Bu uygulamaya karşı gelen pekçok insan, tutuklanarak muhtelif cezalara çarptırılmıştır.
29 Ocak 1932 tarihinde İstanbul Fatih Camiinde ilk Türkçe ezan okundu.
Diyanet İşleri Başkanlığı 1932 yılında müftülüklere gönderdiği tamimde “Görevlilerce Türkçe Ezan ve Kametin zorunlu olduğu, buna riayet etmeyenlerin şiddetle cezalandırılacağı” belirtilmişti.
Bunun akabinde insanı utandıracak basitlikte takibatlar başlatıldı..
Polis arşivine giren bu takibatlara yurdun her tarafından örnekler vermek mümkün…
Isparta’da Uzun oğlu Ahmet Usta’nın evinde okutulan bir mevlit esnasında Arapça tekbir alan Hilmi Alâeddin isimli şahsın adliyeye sevk edilmesi,
Bayburt Ulucami müezzininin hasta olmasından dolayı sabah namazına gelen cemaatten Şükrü Yıldız’ın, Arapça ve Türkçe karışık olarak kamet getirdiğinden dolayı savcılığa şikâyet edilmesi,
Konyada Kurban Bayramı namazında iki kişi duadan sonra Arapça tekbir aldıkları tespit edilip adliyeye sevk edilmeleri,
Erzurum’un Hınıs ilçesinde Ramazanda imamlık yapmış olan Molla Ahmed’in Arapça sela verdikten hemen sonra kaçması,
Arapça ezan okumaktan Çarşı Meydanı ve Ortahisar cami müezzinleri Hamdi, Musa ve Halil Efendilerin evrakları ile birlikte Çoruma gönderilmesi,
Urfa’da görevli olmadığı halde Arapça kamet eden cemaatten bir şahsın, Cami Müezzininin ihbarı ile yakalanıp Adliye’ye sevk edilmesi,
Benzer şekilde Çorumda bayram namazı sonrası Arapça ezan okuyan bir vatandaşın ağır cezada yargılanması,
Arapça tekbir almaktan suçlu Şarkîkaraağaç ilçesi inhisarlar takip memuru Hilmi Aydın’ın 3 lira hafif para cezasına çarptırılması,
Silivrinin Seymen köyünde ziraat memuru Behçet’in, Arapça kamet getirmekten 1 gün hapis cezasına çarptırılması,
Tabiki bütün bu takibatların illaki bir ceza i,le sonuçlandığınıda söyleyemeyiz.

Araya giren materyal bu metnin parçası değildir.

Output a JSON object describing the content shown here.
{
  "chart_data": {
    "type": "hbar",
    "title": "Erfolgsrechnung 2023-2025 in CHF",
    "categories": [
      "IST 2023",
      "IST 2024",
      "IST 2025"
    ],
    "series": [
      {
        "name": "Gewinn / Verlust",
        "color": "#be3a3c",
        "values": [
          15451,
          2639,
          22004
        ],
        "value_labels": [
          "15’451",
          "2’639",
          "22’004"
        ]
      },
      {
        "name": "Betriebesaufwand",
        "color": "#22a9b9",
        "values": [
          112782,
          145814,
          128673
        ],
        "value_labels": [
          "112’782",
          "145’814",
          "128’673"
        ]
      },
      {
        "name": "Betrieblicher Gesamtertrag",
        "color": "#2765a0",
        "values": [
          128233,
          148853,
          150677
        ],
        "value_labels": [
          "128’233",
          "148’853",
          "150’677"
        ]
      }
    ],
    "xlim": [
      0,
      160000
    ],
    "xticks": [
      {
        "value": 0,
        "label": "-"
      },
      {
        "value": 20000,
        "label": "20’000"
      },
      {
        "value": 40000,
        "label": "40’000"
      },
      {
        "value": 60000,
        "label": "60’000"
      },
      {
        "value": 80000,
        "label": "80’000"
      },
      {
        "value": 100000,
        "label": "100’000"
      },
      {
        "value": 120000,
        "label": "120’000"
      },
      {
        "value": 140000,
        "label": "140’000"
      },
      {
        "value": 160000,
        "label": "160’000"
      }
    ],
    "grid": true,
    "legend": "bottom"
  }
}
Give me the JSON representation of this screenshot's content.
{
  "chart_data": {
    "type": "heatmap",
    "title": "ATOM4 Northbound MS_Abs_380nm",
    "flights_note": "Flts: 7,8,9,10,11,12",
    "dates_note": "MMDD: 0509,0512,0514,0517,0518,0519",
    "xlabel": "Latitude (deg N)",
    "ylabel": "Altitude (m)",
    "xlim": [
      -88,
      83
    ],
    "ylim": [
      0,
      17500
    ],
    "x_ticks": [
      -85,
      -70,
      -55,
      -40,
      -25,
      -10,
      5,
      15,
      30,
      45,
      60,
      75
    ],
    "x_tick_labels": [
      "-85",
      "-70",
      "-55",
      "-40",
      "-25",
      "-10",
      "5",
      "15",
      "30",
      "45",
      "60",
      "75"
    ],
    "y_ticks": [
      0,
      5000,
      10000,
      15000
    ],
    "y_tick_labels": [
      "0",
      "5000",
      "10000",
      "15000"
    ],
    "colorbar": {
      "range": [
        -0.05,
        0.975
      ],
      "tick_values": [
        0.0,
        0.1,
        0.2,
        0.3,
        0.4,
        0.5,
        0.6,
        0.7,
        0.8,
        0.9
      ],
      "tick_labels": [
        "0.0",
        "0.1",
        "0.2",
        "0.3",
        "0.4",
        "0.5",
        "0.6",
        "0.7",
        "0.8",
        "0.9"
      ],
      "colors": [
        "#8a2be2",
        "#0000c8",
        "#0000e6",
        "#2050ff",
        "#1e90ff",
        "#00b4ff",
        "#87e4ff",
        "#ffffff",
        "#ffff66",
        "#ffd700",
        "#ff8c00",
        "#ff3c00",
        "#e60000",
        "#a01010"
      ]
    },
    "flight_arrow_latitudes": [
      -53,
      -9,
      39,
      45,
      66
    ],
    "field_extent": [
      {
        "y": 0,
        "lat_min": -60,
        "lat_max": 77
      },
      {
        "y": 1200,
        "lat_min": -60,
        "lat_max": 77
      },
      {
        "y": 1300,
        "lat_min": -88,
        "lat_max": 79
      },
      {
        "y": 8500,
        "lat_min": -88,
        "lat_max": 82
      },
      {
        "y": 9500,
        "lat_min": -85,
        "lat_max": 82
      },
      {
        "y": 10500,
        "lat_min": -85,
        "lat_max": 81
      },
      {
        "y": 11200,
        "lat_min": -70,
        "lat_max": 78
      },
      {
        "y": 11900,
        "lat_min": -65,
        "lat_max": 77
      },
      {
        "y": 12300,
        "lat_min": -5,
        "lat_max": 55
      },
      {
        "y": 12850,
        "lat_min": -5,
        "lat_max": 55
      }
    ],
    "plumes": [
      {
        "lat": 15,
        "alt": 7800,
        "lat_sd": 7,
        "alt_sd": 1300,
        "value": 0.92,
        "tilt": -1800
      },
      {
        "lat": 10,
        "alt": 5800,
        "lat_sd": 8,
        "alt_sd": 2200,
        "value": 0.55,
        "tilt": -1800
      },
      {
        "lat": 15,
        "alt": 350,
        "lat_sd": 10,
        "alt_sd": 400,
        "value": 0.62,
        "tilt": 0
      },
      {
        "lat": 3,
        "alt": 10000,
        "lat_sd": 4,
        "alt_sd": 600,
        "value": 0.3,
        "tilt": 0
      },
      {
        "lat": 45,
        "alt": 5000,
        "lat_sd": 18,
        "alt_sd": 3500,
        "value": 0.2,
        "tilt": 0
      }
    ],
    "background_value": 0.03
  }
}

Zamanın görevlileri, hükümetin yaptığı bu anlamsız baskıları geçiştirme yolunada bakıyorlardı.
Yozgatın Boğazlıyan ilçesi Büyük Camii’nde bayram namazında Arapça tekbir getiren Ali Gence’nin kastı olmayıp yanlışlık neticesi okuduğuna kanaat getirilerek takibat icrasına mahal olmadığına karar verilmesi buna örnek olarak gösterilebilir.
Gelecek yazıda arapça ezan okuma yasağının taraflar arasında bir suçlama malzemesi olarak kullanılması ve uygulamadaki çelişkiler konusuna değinelim.
Sağlıcakla kalın
NOT: Bahse konu olayların kaynağını merak eden okuyucular ağırlıklı olarak Egm arşiv hizmetlerinde bulabilirler.